Screening hs-CRP is the key first step, Ridker stressed. “Physicians won’t treat what they don’t measure. . . .  It’s not about research anymore. It’s about making our patients’ lives better.”

He specified that the biomarker does not, in itself, play an active role in causing CVD. “We know that inflammation is causal in atherosclerosis. CRP is not the causal agent: it’s the way you measure it,” much like a patient’s body temperature can be measured when they’re fighting an infection, Ridker explained.

In their discussion of the existing literature, the statement’s authors point to the “substantial progress” that’s occurred in basic, clinical, and population science over the past two decades. “It is now well established that chronic, silent, low-grade inflammation, together with key mediators like cytokines, chemokines, and acute-phase reactants, plays a pivotal role in atherosclerotic plaque formation, progression, rupture, and thrombogenesis that lead to acute coronary syndrome,” Mensah and colleagues write.

“Additionally, inflammatory pathways, driven by immunoregulatory influences, contribute to endothelial dysfunction, leukocyte infiltration of the subendothelial space, foam cell formation, and apoptosis that further contribute to atherogenesis,” they explain.
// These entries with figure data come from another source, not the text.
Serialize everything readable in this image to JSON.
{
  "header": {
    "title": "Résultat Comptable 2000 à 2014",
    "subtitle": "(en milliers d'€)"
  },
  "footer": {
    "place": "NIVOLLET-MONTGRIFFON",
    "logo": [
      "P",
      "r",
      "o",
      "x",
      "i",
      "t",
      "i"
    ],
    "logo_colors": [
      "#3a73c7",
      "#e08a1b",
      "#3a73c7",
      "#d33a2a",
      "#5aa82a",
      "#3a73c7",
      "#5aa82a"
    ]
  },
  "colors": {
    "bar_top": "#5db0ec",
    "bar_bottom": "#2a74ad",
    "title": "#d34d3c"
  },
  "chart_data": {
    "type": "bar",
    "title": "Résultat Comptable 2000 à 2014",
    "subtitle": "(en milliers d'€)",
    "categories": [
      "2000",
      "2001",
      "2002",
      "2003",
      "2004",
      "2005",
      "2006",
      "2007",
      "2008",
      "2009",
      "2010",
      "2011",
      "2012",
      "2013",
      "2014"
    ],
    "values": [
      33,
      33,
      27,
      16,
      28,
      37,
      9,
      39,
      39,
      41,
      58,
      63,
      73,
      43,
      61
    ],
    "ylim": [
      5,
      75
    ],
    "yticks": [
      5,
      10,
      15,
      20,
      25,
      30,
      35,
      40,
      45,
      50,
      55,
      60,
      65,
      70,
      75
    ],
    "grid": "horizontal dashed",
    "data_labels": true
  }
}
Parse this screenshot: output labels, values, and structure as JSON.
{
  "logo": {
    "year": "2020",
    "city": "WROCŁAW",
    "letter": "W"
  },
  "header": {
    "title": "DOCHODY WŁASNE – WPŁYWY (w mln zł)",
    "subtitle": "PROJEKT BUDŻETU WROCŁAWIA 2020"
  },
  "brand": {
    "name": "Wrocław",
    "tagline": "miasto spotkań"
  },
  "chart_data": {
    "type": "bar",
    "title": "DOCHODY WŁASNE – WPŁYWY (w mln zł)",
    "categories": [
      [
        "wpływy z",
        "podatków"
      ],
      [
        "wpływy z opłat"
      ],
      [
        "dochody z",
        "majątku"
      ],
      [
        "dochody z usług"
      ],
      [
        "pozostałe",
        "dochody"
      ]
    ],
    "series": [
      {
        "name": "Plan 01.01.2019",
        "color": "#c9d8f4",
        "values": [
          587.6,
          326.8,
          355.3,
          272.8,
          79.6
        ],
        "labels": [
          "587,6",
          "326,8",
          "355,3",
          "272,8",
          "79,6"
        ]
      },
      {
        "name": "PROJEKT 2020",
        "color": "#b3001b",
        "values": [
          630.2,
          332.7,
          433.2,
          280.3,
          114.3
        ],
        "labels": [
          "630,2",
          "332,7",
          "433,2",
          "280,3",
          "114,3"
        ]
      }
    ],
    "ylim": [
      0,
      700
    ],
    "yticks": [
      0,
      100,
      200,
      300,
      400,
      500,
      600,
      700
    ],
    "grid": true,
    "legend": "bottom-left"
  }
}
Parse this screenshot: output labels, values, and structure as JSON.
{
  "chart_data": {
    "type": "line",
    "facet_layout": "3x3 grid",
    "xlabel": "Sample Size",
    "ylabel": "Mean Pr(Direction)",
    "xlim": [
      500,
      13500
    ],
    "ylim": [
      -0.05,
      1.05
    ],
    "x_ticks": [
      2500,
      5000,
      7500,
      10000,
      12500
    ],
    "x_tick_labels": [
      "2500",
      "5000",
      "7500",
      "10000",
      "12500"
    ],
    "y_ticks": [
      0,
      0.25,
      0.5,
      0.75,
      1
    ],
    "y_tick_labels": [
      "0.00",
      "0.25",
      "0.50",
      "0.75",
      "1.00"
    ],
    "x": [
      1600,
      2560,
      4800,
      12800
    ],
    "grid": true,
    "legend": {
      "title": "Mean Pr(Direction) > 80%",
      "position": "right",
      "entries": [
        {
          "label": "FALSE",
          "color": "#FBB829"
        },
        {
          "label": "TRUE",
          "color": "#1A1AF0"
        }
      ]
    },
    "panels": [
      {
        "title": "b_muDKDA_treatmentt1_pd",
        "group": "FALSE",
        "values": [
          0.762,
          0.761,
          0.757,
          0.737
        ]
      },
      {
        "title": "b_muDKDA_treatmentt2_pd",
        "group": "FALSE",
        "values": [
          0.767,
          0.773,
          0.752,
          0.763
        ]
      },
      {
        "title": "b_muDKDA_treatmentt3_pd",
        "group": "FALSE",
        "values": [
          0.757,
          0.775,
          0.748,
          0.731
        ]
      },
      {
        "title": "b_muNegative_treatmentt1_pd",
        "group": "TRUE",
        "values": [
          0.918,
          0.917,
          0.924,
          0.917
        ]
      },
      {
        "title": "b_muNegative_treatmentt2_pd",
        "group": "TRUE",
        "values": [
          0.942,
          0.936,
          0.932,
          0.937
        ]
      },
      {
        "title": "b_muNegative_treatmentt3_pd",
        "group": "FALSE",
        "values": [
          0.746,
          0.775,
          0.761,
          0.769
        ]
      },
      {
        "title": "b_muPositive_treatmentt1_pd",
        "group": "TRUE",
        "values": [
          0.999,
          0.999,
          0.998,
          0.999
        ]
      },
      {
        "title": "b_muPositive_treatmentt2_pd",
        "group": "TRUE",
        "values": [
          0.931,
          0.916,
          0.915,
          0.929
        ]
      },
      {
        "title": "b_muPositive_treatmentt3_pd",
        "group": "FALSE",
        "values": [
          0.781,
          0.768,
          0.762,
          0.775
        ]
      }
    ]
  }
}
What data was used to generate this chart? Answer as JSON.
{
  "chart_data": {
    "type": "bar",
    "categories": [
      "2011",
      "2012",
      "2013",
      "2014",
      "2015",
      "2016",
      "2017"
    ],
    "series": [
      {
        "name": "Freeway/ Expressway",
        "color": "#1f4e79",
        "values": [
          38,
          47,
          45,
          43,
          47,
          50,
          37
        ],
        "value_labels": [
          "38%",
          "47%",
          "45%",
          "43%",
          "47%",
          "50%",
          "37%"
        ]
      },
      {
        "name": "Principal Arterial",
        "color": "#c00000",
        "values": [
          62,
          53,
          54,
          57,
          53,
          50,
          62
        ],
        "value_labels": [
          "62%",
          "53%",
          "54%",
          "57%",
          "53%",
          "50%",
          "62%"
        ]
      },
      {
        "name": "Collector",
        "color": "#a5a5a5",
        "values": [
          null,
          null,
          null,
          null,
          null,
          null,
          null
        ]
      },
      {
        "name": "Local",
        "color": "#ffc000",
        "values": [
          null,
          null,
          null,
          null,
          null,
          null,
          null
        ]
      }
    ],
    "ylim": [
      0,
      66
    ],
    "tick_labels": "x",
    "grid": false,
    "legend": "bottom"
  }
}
It’s not about research anymore. It’s about making our patients’ lives better. Paul Ridker

The writing group also explores current challenges and future paths. More research is needed on alternatives to colchicine as well as on the interplay between inflammation and key physiological systems, they say. “Another promising area of research is the role that novel special pro-resolving bioactive lipid molecules play in promoting the resolution of inflammation and CVD risk reduction.”

They conclude: “The time has come for clinical practice guidelines to implement broad screening of primary and secondary prevention patients for hs-CRP, in combination with LDL cholesterol, and to embrace anti-inflammatory interventions in patients with established ASCVD and evidence of residual inflammatory risk, regardless of LDL cholesterol level.”

Ridker cited “overwhelming evidence” that measuring hs-CRP is at least as important as measuring cholesterol in both the primary and secondary prevention settings. While guidelines support universal cholesterol screening, they frame hs-CRP as more of a “tiebreaker,” he added. “It’s very soft.”

Without stronger endorsement in guideline recommendations, “we’re not going to make progress,” Ridker emphasized.